Uzakta sanma beni, kalbimin köşesinde
Sevda okyanusunun, en derin yerindesin !
Bekliyorum hep seni bir çınar gölgesinde ;
Ey gönlümün sultanı, hani şimdi nerdesin ?
Omuzların üstünde, taşınmıyor yükümüz,
Kırılmış pencerede söyleniyor türkümüz.
Anarım gülüşünü, dolaşıp aynı yerde,
Beraberce giderdik, otobüste, trende ;
İçim bir hoş olurdu, hergün seni görende ;
Sanki yeni başlıyor, bitiveren öykümüz,
Kırılmış pencerede söyleniyor türkümüz.
Çoktan geçip gitmişiz,düşünce çağımızı,
Ateşle doldurmuşuz, gül açan bağrımızı..
Can çekişip dururken, unuttuk ağrımızı ;
Bir değirmen misali, dönüp durduk ikimiz,
Kırılmış pencerede söyleniyor türkümüz.
Acı çekiyor acı, vurgun yemiş bedenim,
Öç alınmaz bu tenden, zambaktanım, güldenim.

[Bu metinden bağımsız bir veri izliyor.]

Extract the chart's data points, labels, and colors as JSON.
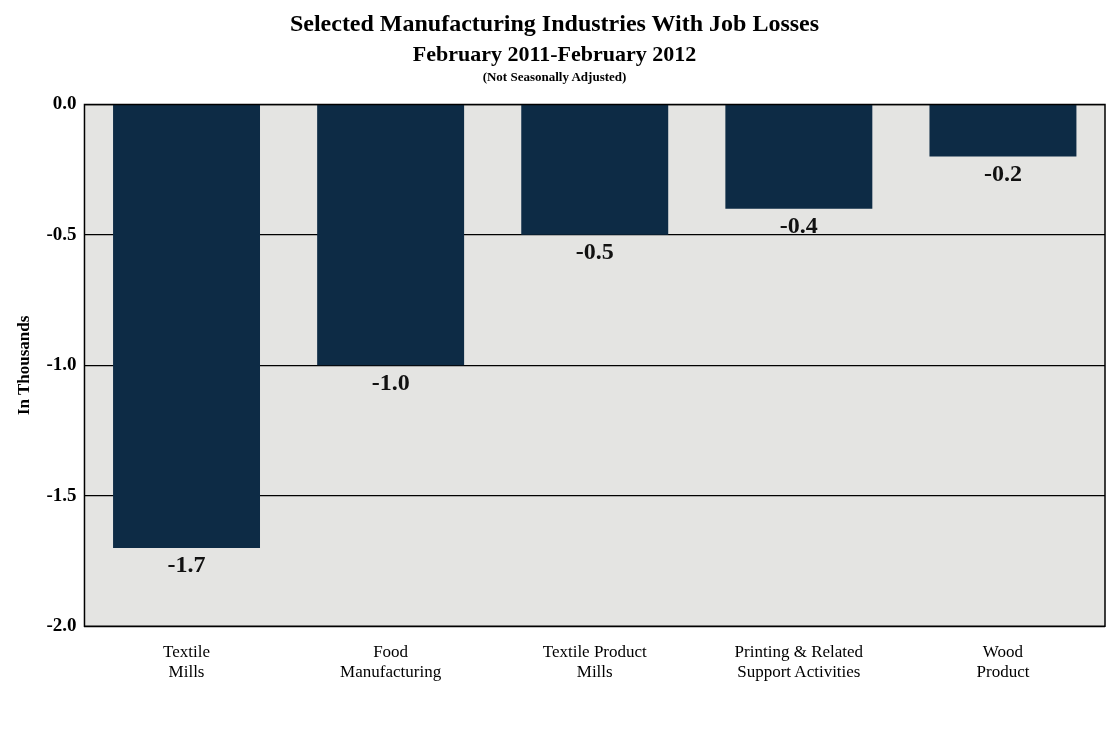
{
  "chart_data": {
    "type": "bar",
    "title": "Selected Manufacturing Industries With Job Losses",
    "subtitle": "February 2011-February 2012",
    "annotations": [
      "(Not Seasonally Adjusted)"
    ],
    "ylabel": "In Thousands",
    "categories": [
      "Textile Mills",
      "Food Manufacturing",
      "Textile Product Mills",
      "Printing & Related Support Activities",
      "Wood Product"
    ],
    "values": [
      -1.7,
      -1.0,
      -0.5,
      -0.4,
      -0.2
    ],
    "color": "#0d2b45",
    "ylim": [
      -2,
      0
    ],
    "yticks": [
      {
        "value": -2,
        "label": "-2.0"
      },
      {
        "value": -1.5,
        "label": "-1.5"
      },
      {
        "value": -1,
        "label": "-1.0"
      },
      {
        "value": -0.5,
        "label": "-0.5"
      },
      {
        "value": 0,
        "label": "0.0"
      }
    ],
    "value_labels": [
      "-1.7",
      "-1.0",
      "-0.5",
      "-0.4",
      "-0.2"
    ],
    "grid": "y",
    "legend": false
  }
}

Eyyubun el verdiği, Kırılmış gönüldenim ;
Mevlanadan Yunustan hatıra bu sevgimiz ;
Kırılmış pencerede söyleniyor türkümüz.
Maverada yas tutar, ufukta ağlayanlar,
Nazarlık taşlarında, kendini arayanlar..
Varlığı asıl yokta, yoklukta arayanlar ;
Bilin ki ; Hak’ka dönmüş nura ayân yüzümüz ;
Kırılmış pencerede söyleniyor türkümüz.
Kaldırım çiçekleri, alışmış ezilmeğe,
Her darbenin peşinden, yedi filiz vermeye ;
Alışmış sevgiliyi, hep uzaktan görmeye ;
Kara bir çarşaftandır, karanlığa örtümüz ;
Kırılmış pencerede söyleniyor türkümüz.
Dumanlı dağ başında, dört mevsimi bekledim,
Böyle güzel bir derdi, senden önce çekmedim..
Deli dediler yine, tek göz yaşı dökmedim ;
Olmasın üstümüzde, kaftanımız kürkümüz,
Kırılmış pencerede söyleniyor türkümüz.